Demonetization followed a series of earlier efforts to curb such illicit activities, including the creation of the Special Investigative Team (SIT) in the 2014 budget; the Black Money and Imposition of Tax Act 2015; Benami Transactions Act 2016; the information exchange agreement with Switzerland; changes in the tax treaties with Mauritius, Cyprus and Singapore; and the Income Disclosure Scheme. Demonetisation was aimed at signalling a regime change, emphasizing the government’s determination to penalize illicit activities and the associated wealth. In effect, the tax on all illicit activities, as well as legal activities that were not disclosed to the tax authorities, was sought to be permanently and punitively increased.

India’s economy is relatively cash-dependent. India’s level is somewhat higher than other countries in its income group and as measured by transparency international higher the amount of cash in circulation, the greater the amount of corruption. Amount of black money calculated using ‘soiled notes’ (notes returned to Central Bank because they are too damaged) has been found to be substantial, as it represents about 2 percent of GDP. The Watal Committee has recently estimated that cash accounts for about 78 percent of all consumer payments.

The amount of unreturned high denomination notes is not the proper measure of the amount of black money that has been “taxed” away from holders of illicit wealth. In addition, one needs to add the taxes collected on money declared under disclosure scheme (Pradhan Mantri Garib Kalyan Yojana, PMGKY), as well as the “taxes” paid to intermediaries who laundered money.

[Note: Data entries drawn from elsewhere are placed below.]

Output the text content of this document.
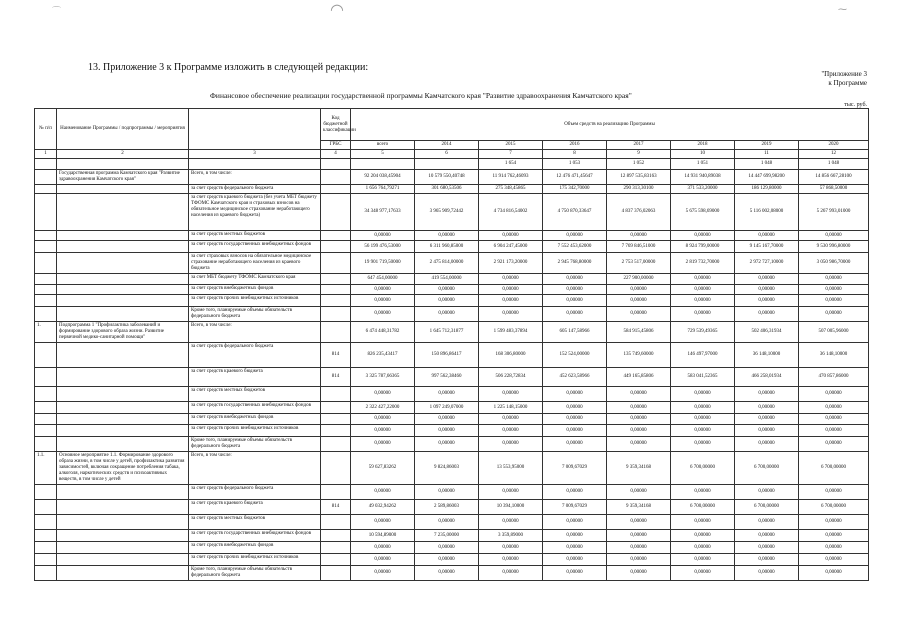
⌒	◠	⁓
13. Приложение 3 к Программе изложить в следующей редакции:
"Приложение 3
к Программе
Финансовое обеспечение реализации государственной программы Камчатского края "Развитие здравоохранения Камчатского края"
тыс. руб.
№ п/п	Наименование Программы / подпрограммы / мероприятия		Код бюджетной классификации	Объем средств на реализацию Программы							
			ГРБС	всего	2014	2015	2016	2017	2018	2019	2020
1	2	3	4	5	6	7	8	9	10	11	12
						1 654	1 053	1 052	1 051	1 048	1 048
	Государственная программа Камчатского края "Развитие здравоохранения Камчатского края"	Всего, в том числе:		92 204 038,45904	10 579 550,40748	11 914 762,46093	12 476 471,45647	12 897 535,83163	14 931 940,89038	14 447 699,98200	14 856 667,28100
		за счет средств федерального бюджета		1 656 764,79271	301 680,53506	275 348,45865	175 342,70000	290 313,30100	371 533,20000	186 129,80000	57 868,50000
		за счет средств краевого бюджета (без учета МБТ бюджету ТФОМС Камчатского края и страховых взносов на обязательное медицинское страхование неработающего населения из краевого бюджета)		34 348 977,17633	3 965 909,72442	4 734 816,54002	4 750 870,33647	4 837 376,02063	5 675 598,69000	5 116 002,08000	5 267 993,01000
		за счет средств местных бюджетов		0,00000	0,00000	0,00000	0,00000	0,00000	0,00000	0,00000	0,00000
		за счет средств государственных внебюджетных фондов		56 199 476,53000	6 311 960,85000	6 904 247,45000	7 552 453,62000	7 769 846,51000	8 924 799,00000	9 145 167,70000	9 530 996,80000
		за счет страховых взносов на обязательное медицинское страхование неработающего населения из краевого бюджета		19 901 719,50000	2 475 814,00000	2 921 173,20000	2 945 768,80000	2 753 517,00000	2 819 732,70000	2 972 727,10000	3 050 986,70000
		за счет МБТ бюджету ТФОМС Камчатского края		647 454,00000	419 554,00000	0,00000	0,00000	227 900,00000	0,00000	0,00000	0,00000
		за счет средств внебюджетных фондов		0,00000	0,00000	0,00000	0,00000	0,00000	0,00000	0,00000	0,00000
		за счет средств прочих внебюджетных источников		0,00000	0,00000	0,00000	0,00000	0,00000	0,00000	0,00000	0,00000
		Кроме того, планируемые объемы обязательств федерального бюджета		0,00000	0,00000	0,00000	0,00000	0,00000	0,00000	0,00000	0,00000
1.	Подпрограмма 1 "Профилактика заболеваний и формирование здорового образа жизни. Развитие первичной медико-санитарной помощи"	Всего, в том числе:		6 474 448,31782	1 645 712,31877	1 599 483,37894	605 147,58966	584 915,45806	729 539,49365	502 406,31934	507 005,96000
		за счет средств федерального бюджета	814	826 235,43417	150 896,86417	168 306,80000	152 524,00000	135 749,60000	146 497,97000	36 148,10000	36 148,10000
		за счет средств краевого бюджета	814	3 325 787,66365	997 562,38460	506 228,72834	452 623,58966	449 165,85806	583 041,52365	466 258,01934	470 857,86000
		за счет средств местных бюджетов		0,00000	0,00000	0,00000	0,00000	0,00000	0,00000	0,00000	0,00000
		за счет средств государственных внебюджетных фондов		2 322 427,22000	1 097 249,07000	1 225 148,15000	0,00000	0,00000	0,00000	0,00000	0,00000
		за счет средств внебюджетных фондов		0,00000	0,00000	0,00000	0,00000	0,00000	0,00000	0,00000	0,00000
		за счет средств прочих внебюджетных источников		0,00000	0,00000	0,00000	0,00000	0,00000	0,00000	0,00000	0,00000
		Кроме того, планируемые объемы обязательств федерального бюджета		0,00000	0,00000	0,00000	0,00000	0,00000	0,00000	0,00000	0,00000
1.1.	Основное мероприятие 1.1. Формирование здорового образа жизни, в том числе у детей, профилактика развития зависимостей, включая сокращение потребления табака, алкоголя, наркотических средств и психоактивных веществ, в том числе у детей	Всего, в том числе:		59 627,83262	9 824,86003	13 553,95000	7 009,67029	9 359,34168	6 700,00000	6 700,00000	6 700,00000
		за счет средств федерального бюджета		0,00000	0,00000	0,00000	0,00000	0,00000	0,00000	0,00000	0,00000
		за счет средств краевого бюджета	814	49 032,94262	2 589,86003	10 394,10000	7 009,67029	9 359,34168	6 700,00000	6 700,00000	6 700,00000
		за счет средств местных бюджетов		0,00000	0,00000	0,00000	0,00000	0,00000	0,00000	0,00000	0,00000
		за счет средств государственных внебюджетных фондов		10 594,89000	7 235,00000	3 359,89000	0,00000	0,00000	0,00000	0,00000	0,00000
		за счет средств внебюджетных фондов		0,00000	0,00000	0,00000	0,00000	0,00000	0,00000	0,00000	0,00000
		за счет средств прочих внебюджетных источников		0,00000	0,00000	0,00000	0,00000	0,00000	0,00000	0,00000	0,00000
		Кроме того, планируемые объемы обязательств федерального бюджета		0,00000	0,00000	0,00000	0,00000	0,00000	0,00000	0,00000	0,00000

Pradhan Mantri Garib Kalyan Yojana, 2016 (PMGKY) is an amnesty scheme launched by the PM Narendra Modi led Government in December 2016 in the lines of the Income declaration scheme, 2016 (IDS). The scheme provides an opportunity to declare unaccounted wealth and black money in a confidential manner and avoid prosecution after paying a fine of 50% on the undisclosed income. An additional 25% of the undisclosed income is invested in the scheme which can be refunded after four years, without any interest. Valid from December 16, 2016 to March 31, 2017, the scheme can only be availed to declare income in the form of cash or bank deposits in Indian bank accounts and not in the form of jewellery, stock, immovable property, or deposits in overseas accounts. Not declaring undisclosed income under the PMGKY will attract a fine of 77.25% if the income is shown in tax returns. In case the income is not shown in tax returns, it will attract a further 10% penalty followed by prosecution.

Steps to facilitate and incentivize the move to a digital economy:
• Launch of the BHIM (Bharat Interface For Money) app for smartphones and BHIM USSD 2.0 for phone users.
• Launch of Aadhaar Merchant Pay, aimed at the 350 million who do not have phones.
• Reductions in fees (Merchant Discount Rate) paid on digital transactions and transactions that use the UPI.
• Encouraging the adoption of point of sale (POS) devices though tariff reductions.